Dann will der 26-jährige Offensivstar wissen, was der Stuttgarter OB von der massiven Kritik hält, die seinen Kollegen Kimmich traf, als sich dieser nicht impfen lassen wollte. „Impfen ist natürlich wichtig“, findet der CDU-Politiker, „aber was auf Kimmich eingeprasselt ist, war zu heftig.“ Nopper beklagt eine „Skandalisierung der Medien“. Gnabry, der selbst an Corona erkrankt war und sich deshalb erst im November impfen lassen konnte, pflichtet ihm bei. Er fand die Kimmich-Attacken nicht gut. Der Journalist gibt zu bedenken, dass für Skandale andere sorgten und es Aufgabe der Medien sei, diese aufzudecken und darüber zu berichten.

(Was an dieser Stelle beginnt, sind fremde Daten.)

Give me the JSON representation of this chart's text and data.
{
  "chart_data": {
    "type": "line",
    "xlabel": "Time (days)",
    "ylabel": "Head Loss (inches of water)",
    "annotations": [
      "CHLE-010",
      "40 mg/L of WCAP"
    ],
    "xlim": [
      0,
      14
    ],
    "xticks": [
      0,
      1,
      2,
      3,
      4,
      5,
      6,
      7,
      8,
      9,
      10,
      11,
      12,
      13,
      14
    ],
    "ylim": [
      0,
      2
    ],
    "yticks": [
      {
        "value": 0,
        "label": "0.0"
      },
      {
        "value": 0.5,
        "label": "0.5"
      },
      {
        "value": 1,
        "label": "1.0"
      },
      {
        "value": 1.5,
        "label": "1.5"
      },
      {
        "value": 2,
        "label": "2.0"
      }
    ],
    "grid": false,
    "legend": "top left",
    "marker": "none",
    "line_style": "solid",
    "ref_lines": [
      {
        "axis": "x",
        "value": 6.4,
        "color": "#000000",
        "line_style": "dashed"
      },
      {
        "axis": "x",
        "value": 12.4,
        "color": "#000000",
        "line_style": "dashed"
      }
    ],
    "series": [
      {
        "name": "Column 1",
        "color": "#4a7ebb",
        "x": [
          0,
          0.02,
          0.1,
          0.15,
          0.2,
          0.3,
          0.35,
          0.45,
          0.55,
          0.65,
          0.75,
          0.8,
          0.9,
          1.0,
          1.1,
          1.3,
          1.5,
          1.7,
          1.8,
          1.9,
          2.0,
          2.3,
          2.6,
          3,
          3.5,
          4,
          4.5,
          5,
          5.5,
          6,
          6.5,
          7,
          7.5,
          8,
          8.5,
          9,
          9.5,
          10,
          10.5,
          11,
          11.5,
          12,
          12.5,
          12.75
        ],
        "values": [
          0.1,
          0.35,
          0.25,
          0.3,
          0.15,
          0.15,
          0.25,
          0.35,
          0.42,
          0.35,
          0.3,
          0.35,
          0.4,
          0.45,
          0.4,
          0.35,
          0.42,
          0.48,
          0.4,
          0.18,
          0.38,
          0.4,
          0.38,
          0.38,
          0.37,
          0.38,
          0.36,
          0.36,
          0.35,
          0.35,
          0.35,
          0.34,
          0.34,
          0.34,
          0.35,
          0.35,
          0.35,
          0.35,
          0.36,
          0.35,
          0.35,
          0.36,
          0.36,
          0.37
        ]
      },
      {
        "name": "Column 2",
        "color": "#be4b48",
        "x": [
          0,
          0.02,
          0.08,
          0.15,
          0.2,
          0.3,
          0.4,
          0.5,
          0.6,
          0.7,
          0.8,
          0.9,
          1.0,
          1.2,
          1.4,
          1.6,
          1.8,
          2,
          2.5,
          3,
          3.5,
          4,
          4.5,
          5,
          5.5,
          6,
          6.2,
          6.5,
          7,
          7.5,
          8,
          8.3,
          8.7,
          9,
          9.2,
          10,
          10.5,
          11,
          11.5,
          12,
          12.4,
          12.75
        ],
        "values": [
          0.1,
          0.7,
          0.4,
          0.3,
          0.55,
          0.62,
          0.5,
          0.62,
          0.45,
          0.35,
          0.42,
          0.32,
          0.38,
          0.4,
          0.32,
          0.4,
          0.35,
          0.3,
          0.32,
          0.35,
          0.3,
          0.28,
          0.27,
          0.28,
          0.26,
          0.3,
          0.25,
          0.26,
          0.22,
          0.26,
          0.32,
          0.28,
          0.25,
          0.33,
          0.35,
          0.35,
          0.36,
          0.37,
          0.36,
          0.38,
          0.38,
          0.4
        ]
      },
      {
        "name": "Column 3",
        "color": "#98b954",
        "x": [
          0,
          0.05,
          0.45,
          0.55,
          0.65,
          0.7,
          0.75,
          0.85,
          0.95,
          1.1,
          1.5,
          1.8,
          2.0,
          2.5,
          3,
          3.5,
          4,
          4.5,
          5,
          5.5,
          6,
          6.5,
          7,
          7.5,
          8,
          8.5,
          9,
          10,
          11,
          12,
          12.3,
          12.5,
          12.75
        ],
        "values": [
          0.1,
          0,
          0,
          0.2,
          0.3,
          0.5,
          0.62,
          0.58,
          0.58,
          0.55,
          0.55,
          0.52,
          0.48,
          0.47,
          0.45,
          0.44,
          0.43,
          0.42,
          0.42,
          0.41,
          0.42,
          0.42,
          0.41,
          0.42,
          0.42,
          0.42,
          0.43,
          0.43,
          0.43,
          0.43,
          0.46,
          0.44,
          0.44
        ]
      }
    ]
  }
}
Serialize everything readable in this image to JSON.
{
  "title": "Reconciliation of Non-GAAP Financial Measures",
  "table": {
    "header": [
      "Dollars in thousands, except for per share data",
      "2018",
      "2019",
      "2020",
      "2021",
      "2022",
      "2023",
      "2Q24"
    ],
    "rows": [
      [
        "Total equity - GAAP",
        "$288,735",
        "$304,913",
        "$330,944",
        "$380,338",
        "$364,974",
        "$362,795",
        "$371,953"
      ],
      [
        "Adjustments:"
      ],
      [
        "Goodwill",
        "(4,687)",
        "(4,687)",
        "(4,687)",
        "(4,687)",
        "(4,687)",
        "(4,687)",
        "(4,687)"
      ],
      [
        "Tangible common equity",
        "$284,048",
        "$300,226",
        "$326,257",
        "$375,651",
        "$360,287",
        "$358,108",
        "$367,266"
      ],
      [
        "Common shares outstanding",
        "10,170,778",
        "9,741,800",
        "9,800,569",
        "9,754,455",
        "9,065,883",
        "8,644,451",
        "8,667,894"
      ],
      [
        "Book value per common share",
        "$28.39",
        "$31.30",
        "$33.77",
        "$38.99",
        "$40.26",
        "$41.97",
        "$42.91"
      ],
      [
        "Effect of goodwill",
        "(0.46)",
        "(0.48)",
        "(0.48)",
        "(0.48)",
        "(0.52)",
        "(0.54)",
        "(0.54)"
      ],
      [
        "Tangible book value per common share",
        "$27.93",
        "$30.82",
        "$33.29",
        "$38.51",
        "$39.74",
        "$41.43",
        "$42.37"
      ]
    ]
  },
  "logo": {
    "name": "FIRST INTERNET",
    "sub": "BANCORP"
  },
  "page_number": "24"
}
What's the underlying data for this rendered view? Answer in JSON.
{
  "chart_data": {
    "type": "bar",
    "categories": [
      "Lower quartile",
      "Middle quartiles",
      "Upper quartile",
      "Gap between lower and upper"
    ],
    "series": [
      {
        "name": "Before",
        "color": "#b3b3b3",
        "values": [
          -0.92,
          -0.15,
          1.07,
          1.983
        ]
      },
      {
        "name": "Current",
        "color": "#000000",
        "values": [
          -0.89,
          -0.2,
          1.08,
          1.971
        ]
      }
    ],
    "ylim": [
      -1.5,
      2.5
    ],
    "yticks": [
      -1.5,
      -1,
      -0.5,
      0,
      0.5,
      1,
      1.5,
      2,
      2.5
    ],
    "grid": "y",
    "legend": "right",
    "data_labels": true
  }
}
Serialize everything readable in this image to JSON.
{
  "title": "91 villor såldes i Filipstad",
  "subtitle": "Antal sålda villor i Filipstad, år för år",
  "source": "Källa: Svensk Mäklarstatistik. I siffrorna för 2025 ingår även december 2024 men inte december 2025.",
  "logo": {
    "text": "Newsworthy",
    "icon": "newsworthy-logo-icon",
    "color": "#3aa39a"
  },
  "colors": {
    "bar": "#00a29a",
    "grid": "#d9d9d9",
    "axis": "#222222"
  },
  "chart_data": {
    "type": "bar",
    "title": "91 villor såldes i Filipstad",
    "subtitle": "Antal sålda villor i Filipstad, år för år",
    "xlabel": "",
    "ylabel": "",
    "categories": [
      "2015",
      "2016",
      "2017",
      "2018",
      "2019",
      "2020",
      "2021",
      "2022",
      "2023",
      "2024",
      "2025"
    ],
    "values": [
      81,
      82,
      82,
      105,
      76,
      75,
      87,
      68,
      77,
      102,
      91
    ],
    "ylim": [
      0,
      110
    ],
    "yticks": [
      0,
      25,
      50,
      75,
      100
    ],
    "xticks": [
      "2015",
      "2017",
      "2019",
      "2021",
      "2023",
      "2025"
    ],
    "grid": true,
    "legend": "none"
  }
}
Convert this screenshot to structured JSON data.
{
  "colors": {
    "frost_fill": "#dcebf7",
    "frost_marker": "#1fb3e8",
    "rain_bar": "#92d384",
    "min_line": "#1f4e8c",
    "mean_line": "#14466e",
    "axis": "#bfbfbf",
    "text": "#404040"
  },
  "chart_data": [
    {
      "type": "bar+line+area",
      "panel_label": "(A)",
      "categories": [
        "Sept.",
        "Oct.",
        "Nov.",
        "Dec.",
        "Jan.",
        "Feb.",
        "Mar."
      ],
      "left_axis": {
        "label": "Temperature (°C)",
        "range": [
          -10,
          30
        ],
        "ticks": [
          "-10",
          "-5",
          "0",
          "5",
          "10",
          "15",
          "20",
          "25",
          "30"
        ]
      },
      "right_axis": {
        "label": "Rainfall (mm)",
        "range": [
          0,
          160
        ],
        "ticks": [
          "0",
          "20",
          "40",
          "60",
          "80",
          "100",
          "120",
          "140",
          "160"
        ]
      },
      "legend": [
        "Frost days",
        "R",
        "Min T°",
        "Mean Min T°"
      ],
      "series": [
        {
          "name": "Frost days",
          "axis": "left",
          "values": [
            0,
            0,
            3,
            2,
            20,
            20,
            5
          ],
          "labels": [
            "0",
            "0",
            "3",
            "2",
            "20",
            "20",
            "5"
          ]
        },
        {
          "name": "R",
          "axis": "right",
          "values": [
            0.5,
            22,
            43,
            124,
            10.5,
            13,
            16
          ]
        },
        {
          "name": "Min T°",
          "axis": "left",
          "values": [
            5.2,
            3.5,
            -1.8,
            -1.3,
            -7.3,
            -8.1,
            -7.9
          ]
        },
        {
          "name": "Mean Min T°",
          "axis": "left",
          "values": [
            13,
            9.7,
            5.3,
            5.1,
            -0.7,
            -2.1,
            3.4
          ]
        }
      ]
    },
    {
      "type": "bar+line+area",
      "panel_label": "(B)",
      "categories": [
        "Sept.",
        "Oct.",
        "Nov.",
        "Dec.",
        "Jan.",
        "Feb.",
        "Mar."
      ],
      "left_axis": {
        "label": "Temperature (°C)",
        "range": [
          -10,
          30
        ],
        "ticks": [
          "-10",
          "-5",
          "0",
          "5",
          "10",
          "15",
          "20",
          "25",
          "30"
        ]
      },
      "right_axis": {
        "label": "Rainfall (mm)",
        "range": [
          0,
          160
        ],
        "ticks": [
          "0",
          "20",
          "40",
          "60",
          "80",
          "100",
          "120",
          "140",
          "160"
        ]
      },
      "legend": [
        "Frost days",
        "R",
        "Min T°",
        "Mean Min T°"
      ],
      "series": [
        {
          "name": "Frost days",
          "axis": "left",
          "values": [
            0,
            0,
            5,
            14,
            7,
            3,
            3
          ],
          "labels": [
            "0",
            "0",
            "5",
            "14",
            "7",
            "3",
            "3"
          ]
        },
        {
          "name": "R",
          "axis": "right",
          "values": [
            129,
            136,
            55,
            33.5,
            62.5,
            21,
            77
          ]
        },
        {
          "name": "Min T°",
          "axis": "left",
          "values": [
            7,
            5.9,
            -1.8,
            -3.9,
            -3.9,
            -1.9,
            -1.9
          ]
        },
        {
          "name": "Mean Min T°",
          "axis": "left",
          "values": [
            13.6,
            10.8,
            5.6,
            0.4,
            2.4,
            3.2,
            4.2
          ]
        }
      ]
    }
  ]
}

Serge Gnabry ist ein Sohn der Stadt und steht mit seinem westafrikanischen Vater für Stuttgarts Diversität. In London wurde er mit 17 als „German Wunderkind“ gefeiert. Frank Nopper sagt, wie stolz Stuttgart auf seine Nationalspieler ist. Und Gnabry, der mit Bayern schon alle Titel geholt hat, sagt, worauf er sich im neuen Jahr am meisten freut: „Auf die WM!“ Da will er’s wissen!
Das Gespräch endet, weil die beiden zurück an ihre Tische gerufen werden. Das Essen kommt! Viel Zeit bleibt nicht. Um 22.30 Uhr ist Schluss. Wirt Luigi Aracri ist später überrascht, dass es „keinerlei Probleme“ mit dem Zapfenstreich gibt. Seine Gäste zahlen rechtzeitig, gehen pünktlich von allein. Keinen muss er an einem vielleicht kurzen, aber schönen Abend rausschmeißen. Die Gastronomie ist zum Glück doch nicht am Ende, sondern ermöglicht noch fröhliche Stunden.